Los Angeles Business Journal

DreamWorks Loss Wider Than Expected

By Business Journal Staff Tuesday, April 29, 2014

Box office turkey “Mr. Peabody and Sherman” contributed to DreamWorks Animation SKG Inc. reporting a much wider first quarter loss than analysts expected on Tuesday.

The Glendale animation studio reported a net loss of $43 million (-51 cents a share) for the quarter ending March 3, compared with net income of $5.6 million (7 cents) in the same period a year earlier. Revenue increased 9 percent to $147.2 million.

Analysts on average expected net income of -14 cents on revenue of $137.2 million, according to Thomson Financial Network.

The studio took a $57 million write down on “Mr. Peabody and Sherman,” which was released in theaters in early March and grossed $261 million at the worldwide box office. The write down was partially offset mitigated by a $22.5 million income tax benefit recorded in the quarter.

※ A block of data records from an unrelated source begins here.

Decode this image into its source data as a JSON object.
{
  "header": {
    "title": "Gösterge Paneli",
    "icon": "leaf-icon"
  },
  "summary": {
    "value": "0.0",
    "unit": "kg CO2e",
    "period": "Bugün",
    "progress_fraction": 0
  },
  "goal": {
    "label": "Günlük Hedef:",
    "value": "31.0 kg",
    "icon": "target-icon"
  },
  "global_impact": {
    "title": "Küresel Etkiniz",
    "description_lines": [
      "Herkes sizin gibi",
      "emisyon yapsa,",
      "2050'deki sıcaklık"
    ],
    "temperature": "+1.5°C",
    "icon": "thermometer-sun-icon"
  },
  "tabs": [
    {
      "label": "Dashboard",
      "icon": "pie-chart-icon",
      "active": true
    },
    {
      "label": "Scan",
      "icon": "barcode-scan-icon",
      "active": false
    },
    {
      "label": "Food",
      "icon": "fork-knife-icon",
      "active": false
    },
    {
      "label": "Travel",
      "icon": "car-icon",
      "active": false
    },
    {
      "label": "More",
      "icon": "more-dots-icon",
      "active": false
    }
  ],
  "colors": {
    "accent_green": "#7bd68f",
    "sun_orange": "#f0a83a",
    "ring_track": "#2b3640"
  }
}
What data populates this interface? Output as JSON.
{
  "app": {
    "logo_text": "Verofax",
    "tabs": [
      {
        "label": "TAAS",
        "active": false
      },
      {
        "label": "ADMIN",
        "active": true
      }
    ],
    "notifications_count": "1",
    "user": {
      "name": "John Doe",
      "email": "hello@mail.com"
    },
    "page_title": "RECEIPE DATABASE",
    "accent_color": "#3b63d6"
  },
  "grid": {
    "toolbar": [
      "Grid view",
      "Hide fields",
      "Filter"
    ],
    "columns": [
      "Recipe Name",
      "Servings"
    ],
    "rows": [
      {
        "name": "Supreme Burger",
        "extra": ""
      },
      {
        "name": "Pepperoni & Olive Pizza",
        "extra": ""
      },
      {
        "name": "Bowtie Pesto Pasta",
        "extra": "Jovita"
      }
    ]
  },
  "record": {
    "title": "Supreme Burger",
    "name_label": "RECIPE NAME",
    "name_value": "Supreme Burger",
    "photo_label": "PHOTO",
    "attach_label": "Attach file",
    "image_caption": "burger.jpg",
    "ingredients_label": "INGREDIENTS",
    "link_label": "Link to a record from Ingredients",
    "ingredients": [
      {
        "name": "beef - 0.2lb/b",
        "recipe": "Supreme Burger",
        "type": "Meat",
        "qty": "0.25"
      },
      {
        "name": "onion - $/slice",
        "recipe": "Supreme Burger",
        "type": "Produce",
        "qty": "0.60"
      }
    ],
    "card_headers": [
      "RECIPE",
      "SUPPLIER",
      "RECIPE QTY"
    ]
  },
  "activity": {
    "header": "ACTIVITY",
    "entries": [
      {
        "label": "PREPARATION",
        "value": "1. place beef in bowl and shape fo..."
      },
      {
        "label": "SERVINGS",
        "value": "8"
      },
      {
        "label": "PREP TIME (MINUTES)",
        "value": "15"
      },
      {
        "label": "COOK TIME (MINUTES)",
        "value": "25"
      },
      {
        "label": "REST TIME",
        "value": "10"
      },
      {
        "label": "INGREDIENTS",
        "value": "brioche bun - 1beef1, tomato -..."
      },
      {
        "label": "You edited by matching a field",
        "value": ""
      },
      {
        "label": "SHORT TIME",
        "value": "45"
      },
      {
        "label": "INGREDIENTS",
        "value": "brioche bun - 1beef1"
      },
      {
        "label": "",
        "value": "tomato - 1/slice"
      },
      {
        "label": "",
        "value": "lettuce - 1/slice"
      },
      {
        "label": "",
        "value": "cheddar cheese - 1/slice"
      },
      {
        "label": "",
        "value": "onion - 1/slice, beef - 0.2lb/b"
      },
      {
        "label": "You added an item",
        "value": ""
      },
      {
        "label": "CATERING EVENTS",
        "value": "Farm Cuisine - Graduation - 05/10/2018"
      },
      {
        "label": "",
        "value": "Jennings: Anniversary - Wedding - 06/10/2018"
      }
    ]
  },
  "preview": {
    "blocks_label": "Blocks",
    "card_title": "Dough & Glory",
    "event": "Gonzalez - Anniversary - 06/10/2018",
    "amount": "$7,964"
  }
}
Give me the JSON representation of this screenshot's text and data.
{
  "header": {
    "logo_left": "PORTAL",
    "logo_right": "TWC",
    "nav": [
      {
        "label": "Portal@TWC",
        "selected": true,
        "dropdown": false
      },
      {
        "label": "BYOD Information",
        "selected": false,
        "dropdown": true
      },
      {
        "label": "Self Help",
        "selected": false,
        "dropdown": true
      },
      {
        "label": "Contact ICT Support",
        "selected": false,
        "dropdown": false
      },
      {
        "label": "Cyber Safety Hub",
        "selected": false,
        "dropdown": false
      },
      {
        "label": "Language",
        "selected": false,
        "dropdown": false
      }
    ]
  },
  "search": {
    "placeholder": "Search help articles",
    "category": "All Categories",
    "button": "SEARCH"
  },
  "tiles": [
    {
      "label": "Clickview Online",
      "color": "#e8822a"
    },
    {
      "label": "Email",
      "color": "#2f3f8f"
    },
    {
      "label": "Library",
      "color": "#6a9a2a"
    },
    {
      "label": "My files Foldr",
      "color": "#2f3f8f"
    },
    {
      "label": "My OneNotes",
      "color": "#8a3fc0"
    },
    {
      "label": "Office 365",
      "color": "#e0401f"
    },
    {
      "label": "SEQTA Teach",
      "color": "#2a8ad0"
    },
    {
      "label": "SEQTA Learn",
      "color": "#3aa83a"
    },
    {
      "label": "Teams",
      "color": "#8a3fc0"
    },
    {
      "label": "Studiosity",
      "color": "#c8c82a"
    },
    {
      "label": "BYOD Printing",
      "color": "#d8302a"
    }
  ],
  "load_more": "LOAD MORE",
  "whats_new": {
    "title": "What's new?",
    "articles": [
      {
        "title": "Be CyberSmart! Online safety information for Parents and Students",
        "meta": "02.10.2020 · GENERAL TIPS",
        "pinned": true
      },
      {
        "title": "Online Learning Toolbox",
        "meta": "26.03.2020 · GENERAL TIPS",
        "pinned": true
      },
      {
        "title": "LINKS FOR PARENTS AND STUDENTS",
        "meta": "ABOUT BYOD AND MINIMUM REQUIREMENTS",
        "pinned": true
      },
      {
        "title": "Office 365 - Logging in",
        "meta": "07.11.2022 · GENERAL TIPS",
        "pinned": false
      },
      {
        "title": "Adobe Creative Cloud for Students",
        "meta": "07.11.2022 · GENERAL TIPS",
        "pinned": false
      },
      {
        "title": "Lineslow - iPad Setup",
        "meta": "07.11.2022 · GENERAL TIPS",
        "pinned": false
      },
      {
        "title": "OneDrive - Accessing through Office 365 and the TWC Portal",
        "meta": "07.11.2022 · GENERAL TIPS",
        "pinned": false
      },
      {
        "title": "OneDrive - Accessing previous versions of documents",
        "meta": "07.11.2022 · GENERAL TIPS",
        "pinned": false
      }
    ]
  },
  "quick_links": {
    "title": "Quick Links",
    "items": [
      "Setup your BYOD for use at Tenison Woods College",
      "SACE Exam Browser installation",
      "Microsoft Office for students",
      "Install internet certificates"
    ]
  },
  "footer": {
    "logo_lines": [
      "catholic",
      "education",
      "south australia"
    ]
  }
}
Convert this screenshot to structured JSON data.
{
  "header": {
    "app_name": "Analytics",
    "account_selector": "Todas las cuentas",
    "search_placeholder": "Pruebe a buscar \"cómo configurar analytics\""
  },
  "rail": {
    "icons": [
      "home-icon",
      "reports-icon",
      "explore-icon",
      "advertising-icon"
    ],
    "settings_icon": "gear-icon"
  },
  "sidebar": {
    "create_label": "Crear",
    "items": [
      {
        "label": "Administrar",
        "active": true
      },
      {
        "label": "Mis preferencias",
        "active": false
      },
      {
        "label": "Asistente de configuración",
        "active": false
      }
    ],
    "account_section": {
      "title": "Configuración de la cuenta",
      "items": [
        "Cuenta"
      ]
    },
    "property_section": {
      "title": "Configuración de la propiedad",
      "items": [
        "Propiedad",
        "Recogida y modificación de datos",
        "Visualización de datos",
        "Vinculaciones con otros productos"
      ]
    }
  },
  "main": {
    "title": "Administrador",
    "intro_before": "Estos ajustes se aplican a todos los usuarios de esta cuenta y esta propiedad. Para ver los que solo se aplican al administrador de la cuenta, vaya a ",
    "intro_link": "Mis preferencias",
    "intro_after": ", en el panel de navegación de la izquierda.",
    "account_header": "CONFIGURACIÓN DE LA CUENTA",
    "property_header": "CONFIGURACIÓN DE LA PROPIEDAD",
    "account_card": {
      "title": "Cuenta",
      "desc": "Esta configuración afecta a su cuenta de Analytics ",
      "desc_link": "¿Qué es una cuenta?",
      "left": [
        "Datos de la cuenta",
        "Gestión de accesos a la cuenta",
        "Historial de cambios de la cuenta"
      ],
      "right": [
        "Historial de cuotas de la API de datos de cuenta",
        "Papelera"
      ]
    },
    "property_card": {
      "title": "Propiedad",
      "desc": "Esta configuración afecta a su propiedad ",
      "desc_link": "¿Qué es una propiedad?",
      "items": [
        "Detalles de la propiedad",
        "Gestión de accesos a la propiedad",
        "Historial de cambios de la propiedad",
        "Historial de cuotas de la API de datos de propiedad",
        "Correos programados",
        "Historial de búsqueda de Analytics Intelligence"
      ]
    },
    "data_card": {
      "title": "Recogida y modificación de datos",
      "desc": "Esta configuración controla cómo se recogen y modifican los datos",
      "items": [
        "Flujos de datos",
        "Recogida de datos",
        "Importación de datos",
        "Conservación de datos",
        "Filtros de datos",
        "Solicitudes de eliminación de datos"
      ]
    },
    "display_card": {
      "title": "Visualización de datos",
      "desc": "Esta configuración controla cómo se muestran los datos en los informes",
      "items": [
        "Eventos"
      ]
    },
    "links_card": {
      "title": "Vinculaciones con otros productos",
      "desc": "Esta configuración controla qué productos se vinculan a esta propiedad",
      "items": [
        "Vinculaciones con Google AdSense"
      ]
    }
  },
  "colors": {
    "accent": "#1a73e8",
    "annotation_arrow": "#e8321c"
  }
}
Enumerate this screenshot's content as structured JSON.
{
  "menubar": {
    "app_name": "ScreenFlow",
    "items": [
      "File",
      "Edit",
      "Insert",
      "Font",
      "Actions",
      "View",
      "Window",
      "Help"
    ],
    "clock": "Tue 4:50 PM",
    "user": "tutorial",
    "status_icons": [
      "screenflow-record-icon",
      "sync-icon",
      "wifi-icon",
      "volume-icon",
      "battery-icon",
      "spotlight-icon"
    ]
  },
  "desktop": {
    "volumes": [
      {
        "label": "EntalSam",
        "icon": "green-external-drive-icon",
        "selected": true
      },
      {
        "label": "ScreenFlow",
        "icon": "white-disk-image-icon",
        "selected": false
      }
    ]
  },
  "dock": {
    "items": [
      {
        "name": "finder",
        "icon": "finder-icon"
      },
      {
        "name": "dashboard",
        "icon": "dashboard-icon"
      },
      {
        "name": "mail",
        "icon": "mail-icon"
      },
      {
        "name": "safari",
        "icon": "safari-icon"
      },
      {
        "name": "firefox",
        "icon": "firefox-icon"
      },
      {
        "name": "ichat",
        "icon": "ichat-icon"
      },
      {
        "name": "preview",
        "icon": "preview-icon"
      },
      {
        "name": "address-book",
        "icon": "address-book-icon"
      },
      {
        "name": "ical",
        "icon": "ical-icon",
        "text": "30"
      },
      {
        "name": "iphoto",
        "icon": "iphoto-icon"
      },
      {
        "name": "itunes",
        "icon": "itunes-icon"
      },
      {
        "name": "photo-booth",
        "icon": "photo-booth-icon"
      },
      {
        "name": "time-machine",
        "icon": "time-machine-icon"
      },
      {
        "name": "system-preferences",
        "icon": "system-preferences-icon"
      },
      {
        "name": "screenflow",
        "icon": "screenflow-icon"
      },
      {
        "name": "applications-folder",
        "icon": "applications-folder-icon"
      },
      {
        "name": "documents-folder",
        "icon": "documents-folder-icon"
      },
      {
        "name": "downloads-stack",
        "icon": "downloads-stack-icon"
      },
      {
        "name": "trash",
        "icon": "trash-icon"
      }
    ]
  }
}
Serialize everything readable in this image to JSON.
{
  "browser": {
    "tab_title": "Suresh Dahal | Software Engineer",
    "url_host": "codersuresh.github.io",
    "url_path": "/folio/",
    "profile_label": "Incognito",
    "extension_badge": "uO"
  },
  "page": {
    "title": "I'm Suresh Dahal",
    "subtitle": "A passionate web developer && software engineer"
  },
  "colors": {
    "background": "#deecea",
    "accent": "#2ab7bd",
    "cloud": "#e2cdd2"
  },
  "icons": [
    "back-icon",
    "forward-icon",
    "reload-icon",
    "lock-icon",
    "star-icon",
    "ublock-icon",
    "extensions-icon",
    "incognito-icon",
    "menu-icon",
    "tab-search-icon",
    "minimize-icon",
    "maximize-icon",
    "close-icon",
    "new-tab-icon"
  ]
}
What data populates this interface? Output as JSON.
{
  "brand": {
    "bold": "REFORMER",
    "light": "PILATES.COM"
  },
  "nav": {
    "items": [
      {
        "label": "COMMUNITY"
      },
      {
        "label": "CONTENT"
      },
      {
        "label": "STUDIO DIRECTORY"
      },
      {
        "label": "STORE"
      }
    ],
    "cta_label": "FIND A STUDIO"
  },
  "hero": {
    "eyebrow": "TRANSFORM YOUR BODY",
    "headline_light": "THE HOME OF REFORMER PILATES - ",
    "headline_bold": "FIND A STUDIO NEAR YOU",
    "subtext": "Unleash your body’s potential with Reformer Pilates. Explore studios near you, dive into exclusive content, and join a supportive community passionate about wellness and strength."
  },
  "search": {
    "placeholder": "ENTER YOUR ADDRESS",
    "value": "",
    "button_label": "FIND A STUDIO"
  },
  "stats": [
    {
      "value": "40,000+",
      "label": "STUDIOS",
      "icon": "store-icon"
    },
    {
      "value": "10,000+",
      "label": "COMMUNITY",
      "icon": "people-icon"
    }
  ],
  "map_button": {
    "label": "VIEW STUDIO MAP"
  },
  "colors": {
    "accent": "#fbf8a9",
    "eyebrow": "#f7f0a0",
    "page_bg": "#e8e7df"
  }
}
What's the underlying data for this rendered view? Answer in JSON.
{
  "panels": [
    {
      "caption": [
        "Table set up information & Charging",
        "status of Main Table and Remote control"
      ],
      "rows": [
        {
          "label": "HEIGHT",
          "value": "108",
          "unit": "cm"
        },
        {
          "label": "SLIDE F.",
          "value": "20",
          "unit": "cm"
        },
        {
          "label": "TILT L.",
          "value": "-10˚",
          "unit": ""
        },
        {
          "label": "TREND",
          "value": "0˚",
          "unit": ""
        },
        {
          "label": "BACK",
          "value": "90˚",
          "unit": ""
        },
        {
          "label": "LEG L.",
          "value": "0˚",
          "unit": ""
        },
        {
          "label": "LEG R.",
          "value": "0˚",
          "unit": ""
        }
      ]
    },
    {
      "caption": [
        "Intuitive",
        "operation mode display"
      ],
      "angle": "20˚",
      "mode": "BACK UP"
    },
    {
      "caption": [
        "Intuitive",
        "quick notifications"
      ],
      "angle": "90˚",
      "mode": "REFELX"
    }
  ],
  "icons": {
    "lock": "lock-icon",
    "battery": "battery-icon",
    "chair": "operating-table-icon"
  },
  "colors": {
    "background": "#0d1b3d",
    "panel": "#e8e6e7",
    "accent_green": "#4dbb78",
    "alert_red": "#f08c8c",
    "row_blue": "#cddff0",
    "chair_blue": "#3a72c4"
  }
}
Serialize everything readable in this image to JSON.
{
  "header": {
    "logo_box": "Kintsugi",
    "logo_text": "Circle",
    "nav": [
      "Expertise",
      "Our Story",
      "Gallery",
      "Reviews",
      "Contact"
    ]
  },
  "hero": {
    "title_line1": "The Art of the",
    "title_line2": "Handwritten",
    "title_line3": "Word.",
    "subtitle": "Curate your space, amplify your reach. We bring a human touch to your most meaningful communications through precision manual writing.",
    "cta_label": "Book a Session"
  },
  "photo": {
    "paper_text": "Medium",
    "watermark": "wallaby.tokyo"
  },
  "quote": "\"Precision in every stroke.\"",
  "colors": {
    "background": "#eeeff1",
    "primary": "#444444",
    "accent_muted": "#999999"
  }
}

DreamWorks Animation Chief Executive Jeffrey Katzenberg acknowledged the film’s poor performance is evidence of challenges in the company’s feature film segment – which needs to be turned around.

"Our next film is ‘How to Train Your Dragon 2’ (in June), and I am confident that its performance will put us back on-track,” Katzenberg said in a prepared statement.

Shares closed down 12 cents, or about half a percent, to $26.37 on the Nasdaq.